Melalui pengembangan Boston Dynamics, Hyundai ingin menjadikan robot seperti Spot dan Stretch sebagai robot pasar massal. Robot Spot telah digunakan di beberapa lokasi konstruksi dan pabrik otomotif perusahaan. Sedangkan proyek humanoid Atlas menjadi tantangan tersendiri, dengan kemampuan operasi otonom dan menggantikan pekerja manusia.
Pilihan Hyundai untuk menggunakan humanoid di pabrik-pabrik mobil sebagai tugas pertama serupa dengan Tesla.
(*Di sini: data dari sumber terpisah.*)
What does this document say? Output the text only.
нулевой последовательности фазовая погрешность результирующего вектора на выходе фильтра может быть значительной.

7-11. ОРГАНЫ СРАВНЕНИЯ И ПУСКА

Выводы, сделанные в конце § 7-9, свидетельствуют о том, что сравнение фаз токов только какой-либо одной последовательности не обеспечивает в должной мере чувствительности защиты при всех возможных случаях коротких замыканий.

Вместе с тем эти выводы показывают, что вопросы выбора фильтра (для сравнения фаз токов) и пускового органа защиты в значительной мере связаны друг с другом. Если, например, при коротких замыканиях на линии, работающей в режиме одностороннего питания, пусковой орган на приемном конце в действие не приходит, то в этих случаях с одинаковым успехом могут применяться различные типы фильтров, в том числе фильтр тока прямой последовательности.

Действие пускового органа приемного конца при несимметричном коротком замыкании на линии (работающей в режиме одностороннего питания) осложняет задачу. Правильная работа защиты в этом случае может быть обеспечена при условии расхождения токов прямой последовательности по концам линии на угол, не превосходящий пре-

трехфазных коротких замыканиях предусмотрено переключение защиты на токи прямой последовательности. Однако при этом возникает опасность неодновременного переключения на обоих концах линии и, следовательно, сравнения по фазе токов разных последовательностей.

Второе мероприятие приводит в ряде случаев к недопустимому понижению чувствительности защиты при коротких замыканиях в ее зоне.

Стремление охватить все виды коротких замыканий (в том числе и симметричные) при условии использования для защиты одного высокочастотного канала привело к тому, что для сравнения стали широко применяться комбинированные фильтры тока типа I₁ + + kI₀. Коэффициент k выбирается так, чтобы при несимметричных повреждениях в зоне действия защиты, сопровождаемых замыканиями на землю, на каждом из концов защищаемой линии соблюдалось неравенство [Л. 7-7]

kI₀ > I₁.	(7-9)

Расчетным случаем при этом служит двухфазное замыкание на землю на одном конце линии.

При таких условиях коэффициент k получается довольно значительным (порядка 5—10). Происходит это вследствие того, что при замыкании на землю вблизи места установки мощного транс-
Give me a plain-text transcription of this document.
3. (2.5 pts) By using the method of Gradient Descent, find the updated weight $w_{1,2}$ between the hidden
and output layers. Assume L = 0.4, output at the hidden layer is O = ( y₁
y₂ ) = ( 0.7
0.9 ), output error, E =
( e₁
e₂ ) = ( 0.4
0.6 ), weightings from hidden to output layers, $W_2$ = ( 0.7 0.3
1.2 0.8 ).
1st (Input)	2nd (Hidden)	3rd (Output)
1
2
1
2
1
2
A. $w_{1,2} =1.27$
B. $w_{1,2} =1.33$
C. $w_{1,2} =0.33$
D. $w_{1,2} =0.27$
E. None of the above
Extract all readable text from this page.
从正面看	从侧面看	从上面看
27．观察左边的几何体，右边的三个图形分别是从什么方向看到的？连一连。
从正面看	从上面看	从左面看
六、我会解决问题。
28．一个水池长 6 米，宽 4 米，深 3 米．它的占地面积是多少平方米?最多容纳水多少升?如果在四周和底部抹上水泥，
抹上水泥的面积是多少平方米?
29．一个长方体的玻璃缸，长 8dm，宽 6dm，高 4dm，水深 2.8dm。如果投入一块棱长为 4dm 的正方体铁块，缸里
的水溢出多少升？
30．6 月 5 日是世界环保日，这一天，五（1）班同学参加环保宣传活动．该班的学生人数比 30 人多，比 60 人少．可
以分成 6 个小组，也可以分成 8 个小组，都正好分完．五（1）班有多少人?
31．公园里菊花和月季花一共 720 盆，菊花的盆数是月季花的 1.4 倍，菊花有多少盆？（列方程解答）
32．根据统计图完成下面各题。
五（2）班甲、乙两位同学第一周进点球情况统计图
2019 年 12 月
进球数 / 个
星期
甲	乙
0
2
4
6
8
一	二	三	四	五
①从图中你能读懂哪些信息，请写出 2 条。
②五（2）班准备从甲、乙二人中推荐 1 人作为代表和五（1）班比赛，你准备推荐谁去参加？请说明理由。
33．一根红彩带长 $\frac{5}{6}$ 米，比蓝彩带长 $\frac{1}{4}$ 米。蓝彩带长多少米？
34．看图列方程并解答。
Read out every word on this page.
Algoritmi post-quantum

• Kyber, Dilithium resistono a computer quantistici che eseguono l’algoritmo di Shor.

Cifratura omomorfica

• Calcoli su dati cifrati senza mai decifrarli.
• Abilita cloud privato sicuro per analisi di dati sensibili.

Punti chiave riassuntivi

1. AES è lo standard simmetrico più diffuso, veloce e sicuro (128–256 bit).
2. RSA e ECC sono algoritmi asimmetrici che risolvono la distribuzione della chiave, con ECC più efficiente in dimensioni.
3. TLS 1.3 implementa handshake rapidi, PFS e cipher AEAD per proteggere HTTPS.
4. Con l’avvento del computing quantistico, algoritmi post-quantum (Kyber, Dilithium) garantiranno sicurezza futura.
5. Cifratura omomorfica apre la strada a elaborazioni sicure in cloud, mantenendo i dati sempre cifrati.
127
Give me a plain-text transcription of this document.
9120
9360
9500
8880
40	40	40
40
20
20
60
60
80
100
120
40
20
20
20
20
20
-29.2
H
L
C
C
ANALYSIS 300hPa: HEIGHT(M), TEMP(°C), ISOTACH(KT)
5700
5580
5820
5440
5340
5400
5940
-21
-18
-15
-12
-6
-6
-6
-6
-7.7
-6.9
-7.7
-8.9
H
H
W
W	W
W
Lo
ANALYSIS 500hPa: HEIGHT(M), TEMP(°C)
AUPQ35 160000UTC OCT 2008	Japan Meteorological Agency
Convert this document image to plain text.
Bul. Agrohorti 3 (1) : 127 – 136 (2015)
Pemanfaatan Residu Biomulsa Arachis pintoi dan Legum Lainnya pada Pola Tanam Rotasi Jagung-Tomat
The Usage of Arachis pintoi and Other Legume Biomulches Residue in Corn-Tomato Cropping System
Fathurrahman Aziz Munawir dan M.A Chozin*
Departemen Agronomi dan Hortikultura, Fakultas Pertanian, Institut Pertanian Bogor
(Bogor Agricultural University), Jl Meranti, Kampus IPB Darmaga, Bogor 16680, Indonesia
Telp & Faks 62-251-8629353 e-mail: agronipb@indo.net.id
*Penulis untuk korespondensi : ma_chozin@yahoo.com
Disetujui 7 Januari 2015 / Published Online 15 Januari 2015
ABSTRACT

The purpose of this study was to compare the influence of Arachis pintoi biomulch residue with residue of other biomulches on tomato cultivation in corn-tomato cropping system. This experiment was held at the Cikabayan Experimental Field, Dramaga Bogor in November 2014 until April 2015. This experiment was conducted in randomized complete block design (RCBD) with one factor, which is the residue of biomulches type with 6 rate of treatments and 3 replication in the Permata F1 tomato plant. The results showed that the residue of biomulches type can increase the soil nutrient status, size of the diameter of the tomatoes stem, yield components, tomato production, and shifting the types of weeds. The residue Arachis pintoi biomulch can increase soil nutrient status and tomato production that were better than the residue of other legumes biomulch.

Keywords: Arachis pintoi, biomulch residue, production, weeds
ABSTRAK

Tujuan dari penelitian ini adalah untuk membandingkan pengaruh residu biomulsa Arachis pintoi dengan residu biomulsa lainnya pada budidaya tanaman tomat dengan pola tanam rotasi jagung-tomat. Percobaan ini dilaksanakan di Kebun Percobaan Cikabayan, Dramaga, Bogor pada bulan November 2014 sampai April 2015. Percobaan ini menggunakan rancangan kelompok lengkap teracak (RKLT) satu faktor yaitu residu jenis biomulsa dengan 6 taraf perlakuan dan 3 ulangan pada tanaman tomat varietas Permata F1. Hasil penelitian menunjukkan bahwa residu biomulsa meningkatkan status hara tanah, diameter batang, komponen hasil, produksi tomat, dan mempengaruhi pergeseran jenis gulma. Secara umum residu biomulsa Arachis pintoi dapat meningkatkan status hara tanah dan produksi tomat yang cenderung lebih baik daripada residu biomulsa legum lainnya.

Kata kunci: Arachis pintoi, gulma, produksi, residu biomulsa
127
Target perusahaan adalah implementasi robot pada tahun 2028 dengan fokus pada produksi robot dalam skala besar.
Dukungan AI dari Google melalui DeepMind akan membantu Hyundai mengembangkan perangkat lunaknya. Perusahaan berencana untuk menerapkan pembelajaran robotika di berbagai divisi, dari logistik hingga layanan konsumen. Pasar robot humanoid akan segera berkembang, dan Hyundai Motor Group telah menempatkan dirinya sebagai pemimpin dalam aspek robotika dan AI.